Apesar da aparente calmaria, a pró-reitora de ensino, Edinéia Regina Rossi, mostra-se preocupada com o que acontece, no início do ano letivo, fora do portões, onde a instituição não pode intervir.

“Muitos trotes violentos começam como brincadeiras, mas, por conta do consumo de bebidas alcoólicas, os alunos acabam perdendo o controle, gerando conseqüências sérias.”

Nestes casos, a universidade pode solicitar a intervenção policial. Para evitar problemas dentro do campus, há o Disque-Trote e quatro vigilantes por turno no monitoramento. Se algum veterano for pego praticando trote, a UEM abre um processo de sindicância e, dependendo da gravidade, há punições.


Razão do coração

As razões que trazem estudantes de outras cidades para Maringá se concentram na referência positiva que a UEM conquistou em nível nacional.

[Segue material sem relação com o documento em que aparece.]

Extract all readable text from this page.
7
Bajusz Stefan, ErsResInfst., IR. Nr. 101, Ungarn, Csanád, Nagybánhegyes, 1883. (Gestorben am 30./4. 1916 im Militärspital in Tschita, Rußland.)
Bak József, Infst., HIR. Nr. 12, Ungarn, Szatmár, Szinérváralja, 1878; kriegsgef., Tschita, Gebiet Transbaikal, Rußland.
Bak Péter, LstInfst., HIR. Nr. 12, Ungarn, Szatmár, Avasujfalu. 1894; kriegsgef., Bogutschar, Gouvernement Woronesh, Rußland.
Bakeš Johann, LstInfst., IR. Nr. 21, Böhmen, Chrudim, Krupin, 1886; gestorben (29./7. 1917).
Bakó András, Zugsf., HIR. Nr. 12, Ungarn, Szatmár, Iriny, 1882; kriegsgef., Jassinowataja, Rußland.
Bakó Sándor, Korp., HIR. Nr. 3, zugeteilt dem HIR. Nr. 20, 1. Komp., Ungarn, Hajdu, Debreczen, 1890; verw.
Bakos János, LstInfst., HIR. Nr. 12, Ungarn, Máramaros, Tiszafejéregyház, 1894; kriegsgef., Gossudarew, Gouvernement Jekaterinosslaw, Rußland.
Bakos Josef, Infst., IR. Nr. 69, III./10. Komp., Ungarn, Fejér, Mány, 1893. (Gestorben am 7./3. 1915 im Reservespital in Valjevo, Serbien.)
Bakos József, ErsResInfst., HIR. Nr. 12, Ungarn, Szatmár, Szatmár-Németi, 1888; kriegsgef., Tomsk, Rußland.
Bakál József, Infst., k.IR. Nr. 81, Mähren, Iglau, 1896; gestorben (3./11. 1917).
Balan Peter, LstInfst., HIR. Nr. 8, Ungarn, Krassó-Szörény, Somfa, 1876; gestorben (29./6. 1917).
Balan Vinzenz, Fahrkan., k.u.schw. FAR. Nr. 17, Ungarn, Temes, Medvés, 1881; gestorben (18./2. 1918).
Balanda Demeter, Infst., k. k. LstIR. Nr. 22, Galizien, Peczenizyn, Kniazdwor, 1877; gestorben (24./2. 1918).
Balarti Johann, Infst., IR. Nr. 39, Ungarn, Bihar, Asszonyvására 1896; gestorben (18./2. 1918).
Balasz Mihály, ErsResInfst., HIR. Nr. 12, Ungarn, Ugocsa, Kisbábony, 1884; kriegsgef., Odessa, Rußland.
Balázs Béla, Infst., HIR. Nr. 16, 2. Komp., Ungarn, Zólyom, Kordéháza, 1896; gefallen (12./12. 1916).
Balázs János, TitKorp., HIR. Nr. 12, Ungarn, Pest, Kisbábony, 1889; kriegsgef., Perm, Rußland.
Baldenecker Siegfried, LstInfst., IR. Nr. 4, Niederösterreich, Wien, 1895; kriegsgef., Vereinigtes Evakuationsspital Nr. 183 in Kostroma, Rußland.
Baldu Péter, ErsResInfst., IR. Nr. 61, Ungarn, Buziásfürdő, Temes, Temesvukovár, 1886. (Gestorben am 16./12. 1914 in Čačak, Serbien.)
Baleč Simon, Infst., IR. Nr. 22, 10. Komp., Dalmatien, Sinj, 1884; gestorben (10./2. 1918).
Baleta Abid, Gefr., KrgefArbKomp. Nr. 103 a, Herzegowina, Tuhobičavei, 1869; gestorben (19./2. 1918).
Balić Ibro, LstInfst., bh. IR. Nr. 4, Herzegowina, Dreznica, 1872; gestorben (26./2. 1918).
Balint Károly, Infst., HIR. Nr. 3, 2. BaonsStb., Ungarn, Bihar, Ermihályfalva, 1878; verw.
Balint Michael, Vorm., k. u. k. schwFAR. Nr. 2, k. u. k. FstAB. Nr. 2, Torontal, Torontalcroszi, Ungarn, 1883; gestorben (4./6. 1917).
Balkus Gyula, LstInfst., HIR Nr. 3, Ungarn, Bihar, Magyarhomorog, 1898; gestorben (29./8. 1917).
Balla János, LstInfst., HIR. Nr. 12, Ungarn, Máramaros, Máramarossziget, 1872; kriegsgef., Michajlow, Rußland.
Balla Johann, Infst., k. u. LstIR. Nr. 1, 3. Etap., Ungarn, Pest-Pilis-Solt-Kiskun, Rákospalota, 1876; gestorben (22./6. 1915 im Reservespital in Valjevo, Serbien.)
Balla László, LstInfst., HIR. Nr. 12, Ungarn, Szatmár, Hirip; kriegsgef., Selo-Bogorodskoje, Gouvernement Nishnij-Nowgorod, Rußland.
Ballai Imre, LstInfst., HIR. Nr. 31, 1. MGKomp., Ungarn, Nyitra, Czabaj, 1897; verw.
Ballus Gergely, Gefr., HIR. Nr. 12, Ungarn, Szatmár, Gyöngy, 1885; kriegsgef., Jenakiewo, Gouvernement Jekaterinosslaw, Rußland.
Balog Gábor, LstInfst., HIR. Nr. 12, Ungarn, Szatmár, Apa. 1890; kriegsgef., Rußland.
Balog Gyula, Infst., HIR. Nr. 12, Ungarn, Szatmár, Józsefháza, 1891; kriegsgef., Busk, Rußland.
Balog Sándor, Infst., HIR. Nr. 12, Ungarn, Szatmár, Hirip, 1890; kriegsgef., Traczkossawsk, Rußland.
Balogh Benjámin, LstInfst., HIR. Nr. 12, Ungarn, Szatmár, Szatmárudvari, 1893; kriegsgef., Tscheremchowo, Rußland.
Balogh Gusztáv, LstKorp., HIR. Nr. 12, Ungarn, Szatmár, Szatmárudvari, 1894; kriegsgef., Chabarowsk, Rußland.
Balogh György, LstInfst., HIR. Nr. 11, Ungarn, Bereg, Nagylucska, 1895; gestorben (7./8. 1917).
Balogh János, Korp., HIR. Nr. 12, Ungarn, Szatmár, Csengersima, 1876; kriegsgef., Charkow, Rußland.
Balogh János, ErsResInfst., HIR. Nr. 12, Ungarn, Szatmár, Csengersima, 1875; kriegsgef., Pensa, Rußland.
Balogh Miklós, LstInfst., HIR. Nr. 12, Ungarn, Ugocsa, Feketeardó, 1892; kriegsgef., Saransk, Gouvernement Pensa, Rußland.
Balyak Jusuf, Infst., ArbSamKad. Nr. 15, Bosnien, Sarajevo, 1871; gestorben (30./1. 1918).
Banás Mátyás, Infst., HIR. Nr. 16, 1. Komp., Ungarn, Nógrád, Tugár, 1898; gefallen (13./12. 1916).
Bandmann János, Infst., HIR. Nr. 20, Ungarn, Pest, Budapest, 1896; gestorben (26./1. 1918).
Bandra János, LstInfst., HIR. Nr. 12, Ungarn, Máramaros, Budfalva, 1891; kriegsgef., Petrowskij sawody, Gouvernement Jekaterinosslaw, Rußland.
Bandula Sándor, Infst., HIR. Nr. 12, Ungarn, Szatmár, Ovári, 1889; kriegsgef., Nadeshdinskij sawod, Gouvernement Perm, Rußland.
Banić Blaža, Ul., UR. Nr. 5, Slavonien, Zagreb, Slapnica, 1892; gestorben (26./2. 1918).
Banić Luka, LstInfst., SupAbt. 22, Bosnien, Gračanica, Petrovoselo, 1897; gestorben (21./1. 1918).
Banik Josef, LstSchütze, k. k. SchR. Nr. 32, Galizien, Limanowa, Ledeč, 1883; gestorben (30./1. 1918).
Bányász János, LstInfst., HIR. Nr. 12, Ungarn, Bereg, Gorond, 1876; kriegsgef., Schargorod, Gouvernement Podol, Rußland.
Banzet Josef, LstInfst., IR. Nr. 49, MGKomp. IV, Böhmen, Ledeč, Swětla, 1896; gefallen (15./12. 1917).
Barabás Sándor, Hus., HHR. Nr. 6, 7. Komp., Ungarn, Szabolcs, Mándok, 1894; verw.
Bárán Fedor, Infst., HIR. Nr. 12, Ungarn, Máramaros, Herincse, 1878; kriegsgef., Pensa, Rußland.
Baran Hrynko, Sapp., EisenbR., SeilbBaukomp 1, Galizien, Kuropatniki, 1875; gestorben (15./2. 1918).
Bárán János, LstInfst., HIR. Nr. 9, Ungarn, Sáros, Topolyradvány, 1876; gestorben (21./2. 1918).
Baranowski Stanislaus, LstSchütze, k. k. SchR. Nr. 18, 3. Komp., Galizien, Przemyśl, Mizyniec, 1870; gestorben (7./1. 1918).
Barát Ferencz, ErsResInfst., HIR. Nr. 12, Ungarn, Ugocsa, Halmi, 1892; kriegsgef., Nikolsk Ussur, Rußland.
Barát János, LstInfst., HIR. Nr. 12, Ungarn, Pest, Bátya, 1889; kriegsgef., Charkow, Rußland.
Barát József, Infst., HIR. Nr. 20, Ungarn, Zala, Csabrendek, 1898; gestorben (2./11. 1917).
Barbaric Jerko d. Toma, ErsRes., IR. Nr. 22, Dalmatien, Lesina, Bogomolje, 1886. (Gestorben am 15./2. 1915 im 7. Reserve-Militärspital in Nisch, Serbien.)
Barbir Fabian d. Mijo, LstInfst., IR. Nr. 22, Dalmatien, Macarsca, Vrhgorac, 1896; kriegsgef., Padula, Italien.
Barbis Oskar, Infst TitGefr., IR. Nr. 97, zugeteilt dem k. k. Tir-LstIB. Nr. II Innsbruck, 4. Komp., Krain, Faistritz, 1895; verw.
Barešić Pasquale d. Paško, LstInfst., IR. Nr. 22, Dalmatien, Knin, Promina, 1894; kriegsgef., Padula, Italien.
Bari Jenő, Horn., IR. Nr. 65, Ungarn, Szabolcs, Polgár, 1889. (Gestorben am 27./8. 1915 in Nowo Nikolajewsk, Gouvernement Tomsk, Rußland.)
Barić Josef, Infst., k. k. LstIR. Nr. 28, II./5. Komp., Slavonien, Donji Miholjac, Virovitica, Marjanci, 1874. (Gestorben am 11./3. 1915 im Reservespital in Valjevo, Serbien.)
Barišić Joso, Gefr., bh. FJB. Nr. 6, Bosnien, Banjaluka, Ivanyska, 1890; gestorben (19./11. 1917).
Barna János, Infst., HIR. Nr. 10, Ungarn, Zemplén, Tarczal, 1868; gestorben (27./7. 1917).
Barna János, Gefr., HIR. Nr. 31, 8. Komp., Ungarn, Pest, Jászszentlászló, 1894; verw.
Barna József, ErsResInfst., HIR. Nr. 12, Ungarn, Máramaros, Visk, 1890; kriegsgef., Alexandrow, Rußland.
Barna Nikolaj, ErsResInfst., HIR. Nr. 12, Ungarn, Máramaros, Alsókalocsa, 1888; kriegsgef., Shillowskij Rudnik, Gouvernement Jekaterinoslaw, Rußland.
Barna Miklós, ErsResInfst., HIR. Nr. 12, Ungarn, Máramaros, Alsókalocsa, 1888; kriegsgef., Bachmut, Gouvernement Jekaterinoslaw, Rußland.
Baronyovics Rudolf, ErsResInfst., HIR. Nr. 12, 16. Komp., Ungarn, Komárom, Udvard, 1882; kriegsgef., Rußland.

Mas isso não se aplica a todos. A porto-alegrense Bianca de Carvalho Fischer, 22 anos, optou pela instituição para morar com o namorado. “Conheci ele pela internet”, contou.

“No começo meus pais não gostaram muito da idéia, mas já estão se acostumando.” Ela foi aprovada no curso de Letras e desfilou com os outros calouros na famosa “fila do elefante”.

Para ela, o trote tem de ser assim, descontraído, sem os atos de extrema violência vistos recentemente em outras regiões do País.